Volete sapere come sono riuscito a sfuggirvi, bastardi?
Cercate un po’ nell’ovo del ciclotrone e lo saprete. Sissignori, proprio lì, impiegati dell’esercito con moglie a carico e figli piagnucolenti.
Passeggiavo a carico del ciclotrone con i piani rubati alle spie nemiche che invadevano l’ordine costituito dei miei pensieri e della mia società quand’ecco un giorno vidi il suo passo in Via Follia. Da buon cittadino, amante dell’ordine costituito e garante dei pensieri perbene della mia città, mi avviai a custodire con la mia guardia solita solerte e vigile il ciclotrone Nazionale, quand’ecco vidi un ovo seduto sulle scale. Mi avvicinai e con una mitraglietta puntatagli contro, come da ordinanza ministeriale dugento sessanta barra sette, gli intimai di fermarsi e gli ordinai di dichiararrrrrrrre le generalità.
Costui, l’ovo intendo, alzò un par di occhi tristi verso la bocca del mio fucile e non rispondendo niente e anzi avviandosi verso il ciclotrone con rinnovata energia parve a me che egli fosse un guastatore nemico, una sporca immonda spia, forse extracomunitaria, un sporco assassino che attentava. Le sue intenzioni erano dichiarevoli e passabili di rea pena di morte essendo noi in guerra morale contro i profittatori bastardi del regime a noi avverso.
Sparai ed egli con far da mercante si avvicinò ancor di più al core infernale della prodigievole macchina.
Al secondo intimato alt! Egli fece orecchie da mercanti laonde io cercai più nessun pretesto per ucciderlo con definitiva e inequivocabile maniera. Ma c’era forse un ministro, inzaccherato lerciume di turpe mercimonio consortile che si avviò a proteggere l’ovo. Io lo spiaccicai con un pestone il ministro, dico, ché pure lui bastardo profittatore era e l’ovo saltò nel ciclotrone e disparve.
«Oh!» mormorai io.
E rimasi di stucco vedendo il malaffare.
Ed è così che sono qui, signori giurati. Reo di nulla, colpevole di nulla se non d’un ovo e di me che per la disperazione saltai anch’io nel ciclotrone per evitar di giustificare qualcosa.

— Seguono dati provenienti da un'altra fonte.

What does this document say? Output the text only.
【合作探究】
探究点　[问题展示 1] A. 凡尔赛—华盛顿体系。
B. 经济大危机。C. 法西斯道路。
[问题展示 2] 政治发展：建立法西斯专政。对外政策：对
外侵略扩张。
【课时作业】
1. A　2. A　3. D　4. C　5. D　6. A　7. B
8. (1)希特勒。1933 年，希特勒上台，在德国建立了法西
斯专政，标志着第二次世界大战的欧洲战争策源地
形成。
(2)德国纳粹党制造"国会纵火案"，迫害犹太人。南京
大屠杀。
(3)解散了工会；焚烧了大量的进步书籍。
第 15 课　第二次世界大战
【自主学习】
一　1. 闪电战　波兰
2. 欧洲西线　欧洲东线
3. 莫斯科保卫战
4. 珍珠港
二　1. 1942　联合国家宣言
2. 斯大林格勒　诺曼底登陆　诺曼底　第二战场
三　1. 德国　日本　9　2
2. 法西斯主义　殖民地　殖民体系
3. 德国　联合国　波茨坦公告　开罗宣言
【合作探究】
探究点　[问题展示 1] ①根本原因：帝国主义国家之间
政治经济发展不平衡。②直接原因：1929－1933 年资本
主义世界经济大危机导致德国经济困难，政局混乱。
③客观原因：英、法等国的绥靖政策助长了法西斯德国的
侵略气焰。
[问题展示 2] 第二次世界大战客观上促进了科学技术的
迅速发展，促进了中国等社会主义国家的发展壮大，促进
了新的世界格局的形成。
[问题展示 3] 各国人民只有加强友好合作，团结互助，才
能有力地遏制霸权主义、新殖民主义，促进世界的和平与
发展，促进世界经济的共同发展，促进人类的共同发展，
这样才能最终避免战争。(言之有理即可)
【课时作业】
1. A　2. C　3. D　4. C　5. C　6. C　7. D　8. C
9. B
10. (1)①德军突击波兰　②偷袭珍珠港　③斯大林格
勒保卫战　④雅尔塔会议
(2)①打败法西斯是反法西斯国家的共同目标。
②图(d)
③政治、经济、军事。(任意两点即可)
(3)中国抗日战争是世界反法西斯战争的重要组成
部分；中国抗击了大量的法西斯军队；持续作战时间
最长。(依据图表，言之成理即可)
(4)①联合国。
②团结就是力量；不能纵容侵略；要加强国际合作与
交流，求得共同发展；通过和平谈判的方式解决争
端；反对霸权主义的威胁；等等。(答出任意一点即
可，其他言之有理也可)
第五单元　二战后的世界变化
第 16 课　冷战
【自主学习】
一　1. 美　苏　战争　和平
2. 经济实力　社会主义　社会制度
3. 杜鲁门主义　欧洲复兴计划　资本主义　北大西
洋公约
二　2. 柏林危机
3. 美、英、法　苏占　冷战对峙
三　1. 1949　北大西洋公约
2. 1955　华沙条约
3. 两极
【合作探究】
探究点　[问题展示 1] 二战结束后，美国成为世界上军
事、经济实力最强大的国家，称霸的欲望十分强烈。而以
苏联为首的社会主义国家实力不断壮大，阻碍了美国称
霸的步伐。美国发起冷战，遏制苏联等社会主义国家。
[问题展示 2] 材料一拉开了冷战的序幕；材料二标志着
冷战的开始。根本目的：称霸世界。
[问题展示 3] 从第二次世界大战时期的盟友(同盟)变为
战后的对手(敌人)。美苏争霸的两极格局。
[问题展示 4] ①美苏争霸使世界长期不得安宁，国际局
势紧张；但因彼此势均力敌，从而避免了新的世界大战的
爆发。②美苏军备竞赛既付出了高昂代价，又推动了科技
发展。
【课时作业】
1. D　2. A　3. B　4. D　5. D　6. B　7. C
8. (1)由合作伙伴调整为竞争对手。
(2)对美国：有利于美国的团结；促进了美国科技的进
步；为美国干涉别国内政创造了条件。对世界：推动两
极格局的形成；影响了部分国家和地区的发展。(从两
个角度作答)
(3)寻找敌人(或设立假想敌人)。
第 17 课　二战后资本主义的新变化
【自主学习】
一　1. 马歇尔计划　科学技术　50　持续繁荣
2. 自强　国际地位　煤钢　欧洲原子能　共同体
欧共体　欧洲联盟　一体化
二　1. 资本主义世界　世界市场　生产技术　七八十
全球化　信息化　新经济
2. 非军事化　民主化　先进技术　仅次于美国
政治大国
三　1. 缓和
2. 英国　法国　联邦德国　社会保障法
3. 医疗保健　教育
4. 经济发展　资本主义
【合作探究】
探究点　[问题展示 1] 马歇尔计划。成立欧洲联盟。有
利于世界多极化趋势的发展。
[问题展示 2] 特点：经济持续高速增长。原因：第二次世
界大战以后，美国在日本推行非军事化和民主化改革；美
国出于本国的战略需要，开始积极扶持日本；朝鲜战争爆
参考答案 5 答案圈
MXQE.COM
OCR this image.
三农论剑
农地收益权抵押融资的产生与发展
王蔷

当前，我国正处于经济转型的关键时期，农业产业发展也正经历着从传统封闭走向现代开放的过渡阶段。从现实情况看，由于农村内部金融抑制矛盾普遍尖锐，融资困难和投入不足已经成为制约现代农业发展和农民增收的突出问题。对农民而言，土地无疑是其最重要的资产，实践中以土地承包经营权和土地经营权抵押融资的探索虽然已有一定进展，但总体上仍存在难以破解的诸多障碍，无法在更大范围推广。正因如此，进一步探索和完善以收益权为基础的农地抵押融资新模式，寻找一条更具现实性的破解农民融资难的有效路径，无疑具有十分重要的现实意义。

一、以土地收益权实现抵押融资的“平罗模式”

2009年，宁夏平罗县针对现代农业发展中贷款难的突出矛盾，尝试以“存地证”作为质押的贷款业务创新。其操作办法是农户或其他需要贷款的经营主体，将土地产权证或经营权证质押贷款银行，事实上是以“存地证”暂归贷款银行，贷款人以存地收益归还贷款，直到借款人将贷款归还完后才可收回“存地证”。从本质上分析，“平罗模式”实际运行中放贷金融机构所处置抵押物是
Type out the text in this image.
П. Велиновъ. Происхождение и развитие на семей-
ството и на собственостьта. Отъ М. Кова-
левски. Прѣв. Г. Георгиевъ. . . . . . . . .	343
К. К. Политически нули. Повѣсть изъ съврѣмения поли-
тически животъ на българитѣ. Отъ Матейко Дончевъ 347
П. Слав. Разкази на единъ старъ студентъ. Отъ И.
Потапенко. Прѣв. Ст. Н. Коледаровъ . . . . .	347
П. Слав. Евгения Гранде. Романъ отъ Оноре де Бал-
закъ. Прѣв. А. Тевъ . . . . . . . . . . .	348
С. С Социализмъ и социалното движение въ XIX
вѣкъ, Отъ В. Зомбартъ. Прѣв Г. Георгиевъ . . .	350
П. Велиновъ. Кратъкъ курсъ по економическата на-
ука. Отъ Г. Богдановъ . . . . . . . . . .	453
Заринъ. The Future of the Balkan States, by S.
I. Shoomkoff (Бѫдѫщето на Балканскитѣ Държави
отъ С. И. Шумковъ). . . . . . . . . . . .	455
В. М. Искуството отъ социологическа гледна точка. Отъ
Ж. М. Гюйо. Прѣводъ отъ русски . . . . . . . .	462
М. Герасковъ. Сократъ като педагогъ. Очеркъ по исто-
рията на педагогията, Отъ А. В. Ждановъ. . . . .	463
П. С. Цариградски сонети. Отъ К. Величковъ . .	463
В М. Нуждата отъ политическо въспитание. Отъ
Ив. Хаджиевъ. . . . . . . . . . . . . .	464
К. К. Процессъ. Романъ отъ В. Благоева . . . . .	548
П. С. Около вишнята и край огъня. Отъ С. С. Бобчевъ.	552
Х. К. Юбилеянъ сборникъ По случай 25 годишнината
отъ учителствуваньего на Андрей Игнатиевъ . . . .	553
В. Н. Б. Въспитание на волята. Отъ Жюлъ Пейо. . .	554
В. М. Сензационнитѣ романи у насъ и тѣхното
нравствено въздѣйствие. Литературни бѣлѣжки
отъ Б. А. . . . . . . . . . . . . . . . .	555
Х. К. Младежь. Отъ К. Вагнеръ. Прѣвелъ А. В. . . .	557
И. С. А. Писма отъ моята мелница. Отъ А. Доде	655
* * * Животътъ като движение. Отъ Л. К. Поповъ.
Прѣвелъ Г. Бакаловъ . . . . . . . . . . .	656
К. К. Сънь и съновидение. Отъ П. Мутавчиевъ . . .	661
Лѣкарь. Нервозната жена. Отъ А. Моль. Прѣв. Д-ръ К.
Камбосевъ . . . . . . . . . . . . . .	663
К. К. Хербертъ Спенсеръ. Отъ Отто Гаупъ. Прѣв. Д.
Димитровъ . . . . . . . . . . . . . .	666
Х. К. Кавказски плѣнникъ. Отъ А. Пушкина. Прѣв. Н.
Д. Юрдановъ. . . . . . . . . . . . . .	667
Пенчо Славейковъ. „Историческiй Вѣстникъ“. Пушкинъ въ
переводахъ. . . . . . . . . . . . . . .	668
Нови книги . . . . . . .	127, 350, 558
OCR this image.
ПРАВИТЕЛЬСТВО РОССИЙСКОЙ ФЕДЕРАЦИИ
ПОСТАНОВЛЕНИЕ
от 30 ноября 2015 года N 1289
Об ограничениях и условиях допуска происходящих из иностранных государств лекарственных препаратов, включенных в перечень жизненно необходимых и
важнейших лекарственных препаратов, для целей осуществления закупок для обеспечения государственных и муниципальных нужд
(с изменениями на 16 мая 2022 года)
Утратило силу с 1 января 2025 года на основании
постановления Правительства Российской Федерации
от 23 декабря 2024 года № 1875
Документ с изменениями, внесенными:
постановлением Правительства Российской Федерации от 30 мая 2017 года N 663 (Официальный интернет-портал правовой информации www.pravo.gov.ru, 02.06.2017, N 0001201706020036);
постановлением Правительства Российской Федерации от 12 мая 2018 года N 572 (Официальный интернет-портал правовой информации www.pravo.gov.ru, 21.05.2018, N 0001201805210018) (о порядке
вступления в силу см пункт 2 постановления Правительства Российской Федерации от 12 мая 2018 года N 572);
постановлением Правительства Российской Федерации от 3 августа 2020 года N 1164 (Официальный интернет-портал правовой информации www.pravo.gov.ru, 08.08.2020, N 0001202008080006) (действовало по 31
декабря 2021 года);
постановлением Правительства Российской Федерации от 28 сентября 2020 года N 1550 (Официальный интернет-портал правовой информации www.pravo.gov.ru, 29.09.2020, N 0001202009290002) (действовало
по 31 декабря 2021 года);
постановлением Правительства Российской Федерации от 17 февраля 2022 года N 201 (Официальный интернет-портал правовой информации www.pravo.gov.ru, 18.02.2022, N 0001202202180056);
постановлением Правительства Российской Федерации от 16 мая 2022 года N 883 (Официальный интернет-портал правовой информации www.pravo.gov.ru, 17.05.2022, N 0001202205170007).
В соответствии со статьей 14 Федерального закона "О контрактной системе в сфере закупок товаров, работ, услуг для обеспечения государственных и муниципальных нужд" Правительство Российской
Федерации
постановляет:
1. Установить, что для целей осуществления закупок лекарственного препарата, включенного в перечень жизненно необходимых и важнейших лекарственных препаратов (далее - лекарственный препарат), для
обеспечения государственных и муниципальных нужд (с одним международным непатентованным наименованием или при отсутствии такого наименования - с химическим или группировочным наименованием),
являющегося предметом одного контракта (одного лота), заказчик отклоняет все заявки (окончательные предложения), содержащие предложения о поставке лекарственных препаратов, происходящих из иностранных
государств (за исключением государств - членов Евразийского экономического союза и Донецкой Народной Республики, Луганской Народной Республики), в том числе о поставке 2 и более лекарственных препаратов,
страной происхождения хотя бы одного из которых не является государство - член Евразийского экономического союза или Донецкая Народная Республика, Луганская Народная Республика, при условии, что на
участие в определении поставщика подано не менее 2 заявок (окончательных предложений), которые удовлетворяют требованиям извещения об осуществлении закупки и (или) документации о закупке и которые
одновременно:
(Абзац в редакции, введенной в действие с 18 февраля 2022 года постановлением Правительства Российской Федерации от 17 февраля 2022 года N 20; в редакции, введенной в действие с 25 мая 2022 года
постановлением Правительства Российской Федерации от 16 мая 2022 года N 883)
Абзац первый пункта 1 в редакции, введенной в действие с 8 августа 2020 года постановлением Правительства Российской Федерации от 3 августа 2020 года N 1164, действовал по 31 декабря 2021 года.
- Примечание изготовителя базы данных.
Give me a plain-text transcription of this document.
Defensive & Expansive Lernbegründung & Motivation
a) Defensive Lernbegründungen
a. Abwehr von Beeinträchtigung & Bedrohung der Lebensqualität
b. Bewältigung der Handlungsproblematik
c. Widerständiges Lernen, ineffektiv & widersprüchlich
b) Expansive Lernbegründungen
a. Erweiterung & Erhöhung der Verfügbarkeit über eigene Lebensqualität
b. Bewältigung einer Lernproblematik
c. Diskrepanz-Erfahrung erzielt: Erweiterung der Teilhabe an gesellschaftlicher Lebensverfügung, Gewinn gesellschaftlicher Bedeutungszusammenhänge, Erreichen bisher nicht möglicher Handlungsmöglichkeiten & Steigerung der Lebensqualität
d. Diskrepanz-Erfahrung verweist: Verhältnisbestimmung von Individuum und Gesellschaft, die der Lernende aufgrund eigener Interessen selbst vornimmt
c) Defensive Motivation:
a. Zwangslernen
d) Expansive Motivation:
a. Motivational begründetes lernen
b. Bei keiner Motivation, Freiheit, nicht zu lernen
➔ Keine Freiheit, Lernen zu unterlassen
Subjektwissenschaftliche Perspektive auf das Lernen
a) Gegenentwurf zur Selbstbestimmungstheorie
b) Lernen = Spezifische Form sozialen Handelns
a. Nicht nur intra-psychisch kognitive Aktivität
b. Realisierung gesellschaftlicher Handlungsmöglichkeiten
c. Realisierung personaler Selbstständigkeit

E’ inutile che voialtri profittatori di giuria popolare e designati dal popolo sovvrrrranazionale tentiate di giudicare le mie gesta, le gesta d’un SENZA – VOCE. Forse esse verranno cantate quand’io, da voi estinto sarò ricordato come il più grande eroe dei dieci mondi e oltre. Per l’intanto sappiate che non sono pentito e che tutto rifarei pur di motivare la mia esistenza, inutile senza un motivo di lotta contro di voi, irrefrenabili accumulatori, che il ciclotrone possa inghiottire tutto il vostro denaro, ché questo è precisamente il mio piano.